Jesse Harding Pomeroy (29 Kasım 1859 - 29 Eylül 1932)
ABD'nin gelmiş geçmiş en küçük seri katilidir.İşlediği iki cinayet sonrasında tutuklandı.
Yaptığını itiraf ederken "Lütfen beni bir yere koyun ve böyle şeyler yapmamı engelleyin" diye ağladı.Mahkeme onu idama mahkum etmesine rağmen cezası ömür boyu hapse çevrildi ve hayatının geri kalanının bir hücrede tek başına geçirmesine karar verildi.
Amerika onu the boy fiend (tam olarak karşılık olmasa da iblis çocuk) olarak adlandırdı. 1917 yılında diğer mahkumların arasına karışmasına izin verildi.
28 Haziran 1891'de Minnesota'da dünyaya gelmiş asıl adıyla Charles Panzram. 11 yaşında hırsızlık suçundan dolayı tutuklanan Carl, Minnesota'da bulunan bir ıslahevine gönderilmiş. Ve burada pek çok kez dövülerek, defalarca cinsel istismara maruz kalmış. Tutuklandıktan sonra yaptığı itiraflarında, ilk cinayetini ıslahevinde 12 yaşında bir çocuğu öldürerekişlediğini söylese de bu bilgi doğrulanamamış.
Kansas, Teksas, Kaliforniya, Washington, Utah gibi pek çok eyalet gezen Carl Panzram, hırsızlık yapıyor, zevk için yangın çıkartıyor ve erkeklere tecavüz ediyormuş. Genellikle sahte isim kullanan Carl, Oregon'da yakalansa da hapisten kaçarak doğu yakasına ulaşmayı başarmış.

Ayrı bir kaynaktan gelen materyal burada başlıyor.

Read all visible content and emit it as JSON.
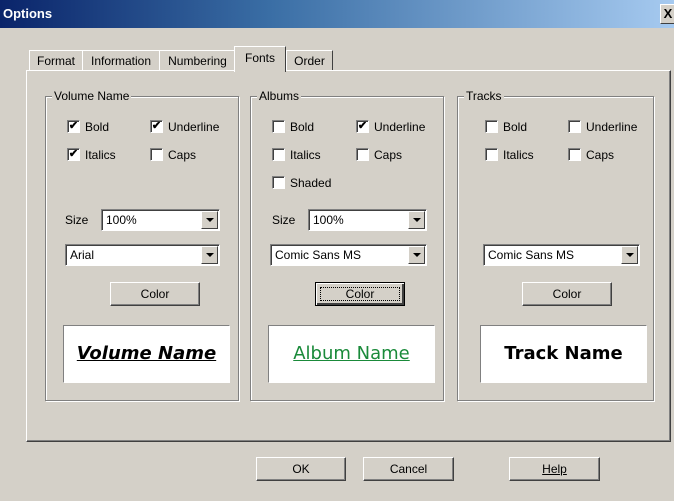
{
  "window": {
    "title": "Options",
    "close_glyph": "X"
  },
  "tabs": [
    {
      "label": "Format",
      "active": false
    },
    {
      "label": "Information",
      "active": false
    },
    {
      "label": "Numbering",
      "active": false
    },
    {
      "label": "Fonts",
      "active": true
    },
    {
      "label": "Order",
      "active": false
    }
  ],
  "groups": {
    "volume": {
      "title": "Volume Name",
      "checkboxes": [
        {
          "label": "Bold",
          "checked": true
        },
        {
          "label": "Underline",
          "checked": true
        },
        {
          "label": "Italics",
          "checked": true
        },
        {
          "label": "Caps",
          "checked": false
        }
      ],
      "size_label": "Size",
      "size_value": "100%",
      "font_value": "Arial",
      "color_button": "Color",
      "preview_text": "Volume Name",
      "preview_color": "#000000"
    },
    "albums": {
      "title": "Albums",
      "checkboxes": [
        {
          "label": "Bold",
          "checked": false
        },
        {
          "label": "Underline",
          "checked": true
        },
        {
          "label": "Italics",
          "checked": false
        },
        {
          "label": "Caps",
          "checked": false
        },
        {
          "label": "Shaded",
          "checked": false
        }
      ],
      "size_label": "Size",
      "size_value": "100%",
      "font_value": "Comic Sans MS",
      "color_button": "Color",
      "preview_text": "Album Name",
      "preview_color": "#1a8a3a"
    },
    "tracks": {
      "title": "Tracks",
      "checkboxes": [
        {
          "label": "Bold",
          "checked": false
        },
        {
          "label": "Underline",
          "checked": false
        },
        {
          "label": "Italics",
          "checked": false
        },
        {
          "label": "Caps",
          "checked": false
        }
      ],
      "font_value": "Comic Sans MS",
      "color_button": "Color",
      "preview_text": "Track Name",
      "preview_color": "#000000"
    }
  },
  "footer": {
    "ok": "OK",
    "cancel": "Cancel",
    "help": "Help"
  },
  "check_glyph": "✔"
}
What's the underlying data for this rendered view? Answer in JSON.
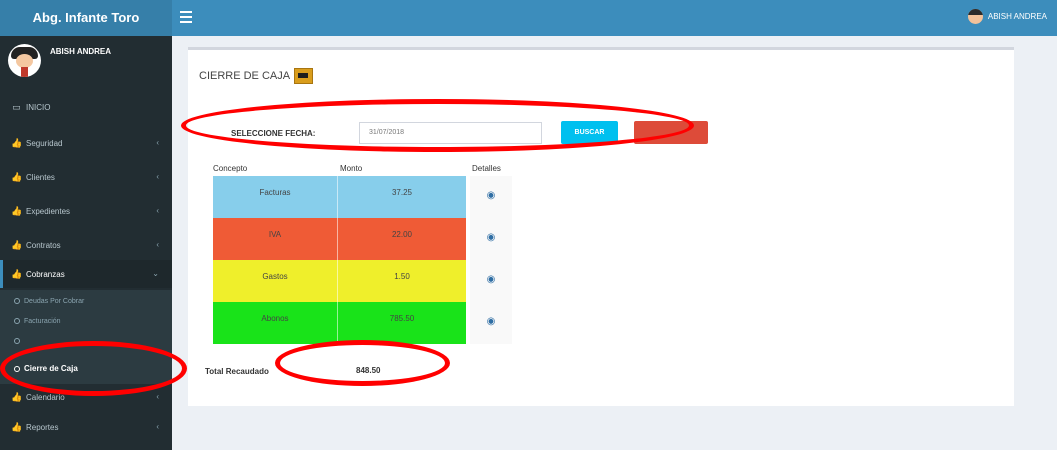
{
  "app": {
    "title": "Abg. Infante Toro",
    "menu_icon": "hamburger-icon",
    "user_name_top": "ABISH ANDREA"
  },
  "sidebar": {
    "user_name": "ABISH ANDREA",
    "items": [
      {
        "label": "INICIO",
        "icon": "monitor-icon"
      },
      {
        "label": "Seguridad",
        "icon": "thumbs-up-icon"
      },
      {
        "label": "Clientes",
        "icon": "thumbs-up-icon"
      },
      {
        "label": "Expedientes",
        "icon": "thumbs-up-icon"
      },
      {
        "label": "Contratos",
        "icon": "thumbs-up-icon"
      },
      {
        "label": "Cobranzas",
        "icon": "thumbs-up-icon"
      },
      {
        "label": "Calendario",
        "icon": "thumbs-up-icon"
      },
      {
        "label": "Reportes",
        "icon": "thumbs-up-icon"
      }
    ],
    "submenu": [
      {
        "label": "Deudas Por Cobrar"
      },
      {
        "label": "Facturación"
      },
      {
        "label": ""
      },
      {
        "label": "Cierre de Caja"
      }
    ]
  },
  "page": {
    "title": "CIERRE DE CAJA",
    "filter_label": "SELECCIONE FECHA:",
    "date_value": "31/07/2018",
    "search_button": "BUSCAR",
    "red_button": "",
    "columns": [
      "Concepto",
      "Monto",
      "Detalles"
    ],
    "rows": [
      {
        "concepto": "Facturas",
        "monto": "37.25",
        "color": "#87ceeb"
      },
      {
        "concepto": "IVA",
        "monto": "22.00",
        "color": "#ef5b36"
      },
      {
        "concepto": "Gastos",
        "monto": "1.50",
        "color": "#efef2b"
      },
      {
        "concepto": "Abonos",
        "monto": "785.50",
        "color": "#19e319"
      }
    ],
    "total_label": "Total Recaudado",
    "total_value": "848.50"
  },
  "colors": {
    "topbar": "#3c8dbc",
    "sidebar": "#222d32",
    "annotation": "#ff0000"
  }
}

Mezuniyetinden sonra yola çıkan sadist Carl, bir yat satın alıp içki ısmarlama vaadiyle yanına aldığı 10 denizci gence tecavüz etmiş ve başlarından vurarak denize atmış.

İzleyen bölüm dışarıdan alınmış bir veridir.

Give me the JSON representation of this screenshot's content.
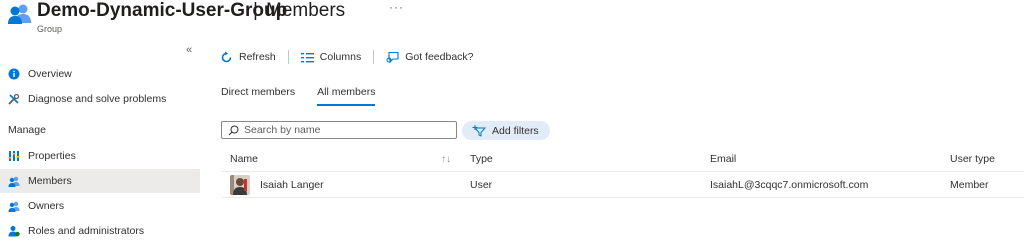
{
  "header": {
    "title": "Demo-Dynamic-User-Group",
    "separator": "|",
    "section": "Members",
    "more": "···",
    "subtitle": "Group",
    "icon": "group-icon"
  },
  "sidebar": {
    "collapse": "«",
    "items": [
      {
        "label": "Overview",
        "icon": "info-icon"
      },
      {
        "label": "Diagnose and solve problems",
        "icon": "wrench-icon"
      },
      {
        "label": "Properties",
        "icon": "properties-icon"
      },
      {
        "label": "Members",
        "icon": "members-icon"
      },
      {
        "label": "Owners",
        "icon": "owners-icon"
      },
      {
        "label": "Roles and administrators",
        "icon": "roles-icon"
      }
    ],
    "section_manage": "Manage"
  },
  "toolbar": {
    "refresh": "Refresh",
    "columns": "Columns",
    "feedback": "Got feedback?"
  },
  "tabs": [
    {
      "label": "Direct members",
      "active": false
    },
    {
      "label": "All members",
      "active": true
    }
  ],
  "search": {
    "placeholder": "Search by name"
  },
  "filters": {
    "label": "Add filters"
  },
  "table": {
    "headers": {
      "name": "Name",
      "sort": "↑↓",
      "type": "Type",
      "email": "Email",
      "user_type": "User type"
    },
    "rows": [
      {
        "name": "Isaiah Langer",
        "type": "User",
        "email": "IsaiahL@3cqqc7.onmicrosoft.com",
        "user_type": "Member"
      }
    ]
  },
  "colors": {
    "accent": "#0078d4",
    "selected_bg": "#edebe9",
    "chip_bg": "#e1ecf8"
  }
}
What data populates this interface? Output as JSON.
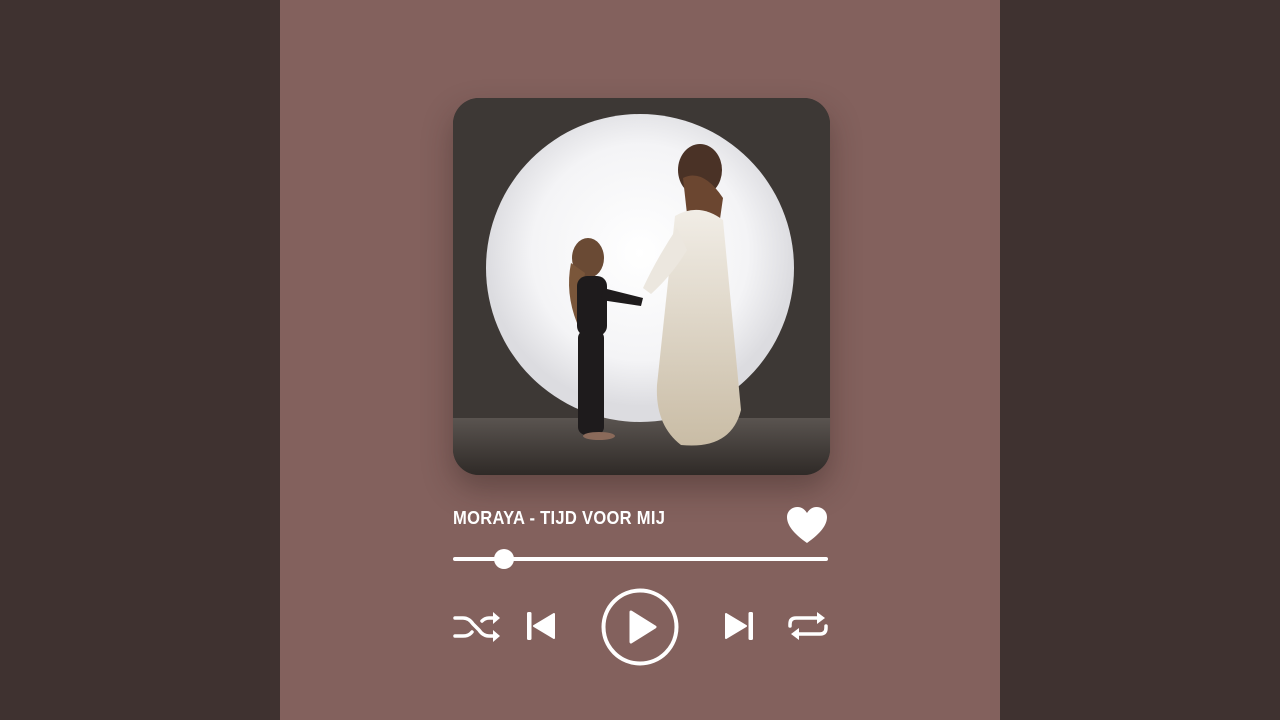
{
  "track": {
    "title": "MORAYA - TIJD VOOR MIJ",
    "progress": 0.135
  },
  "cover": {
    "description_icon": "album-cover-image"
  },
  "controls": {
    "shuffle_icon": "shuffle-icon",
    "previous_icon": "skip-previous-icon",
    "play_icon": "play-icon",
    "next_icon": "skip-next-icon",
    "repeat_icon": "repeat-icon",
    "like_icon": "heart-icon"
  },
  "colors": {
    "outer_background": "#3f3230",
    "panel_background": "#83615d",
    "foreground": "#ffffff"
  }
}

Daha sonra da bir gemide tayfa olarak çalışarak Afrika'ya gittiğinde timsah avlamak için kiraladığı 8 işçiye tecavüz edip öldürdükten sonra hepsini timsahlara yedirmiştir.
1928'de Washington'da yakalanıp tutuklandığında "burada beni rahatsız edecek ilk insanı öldürürüm." diye tehditler savurmuş. 1 yıl sonra hapishanedeki ilk cinayetini işlemiş.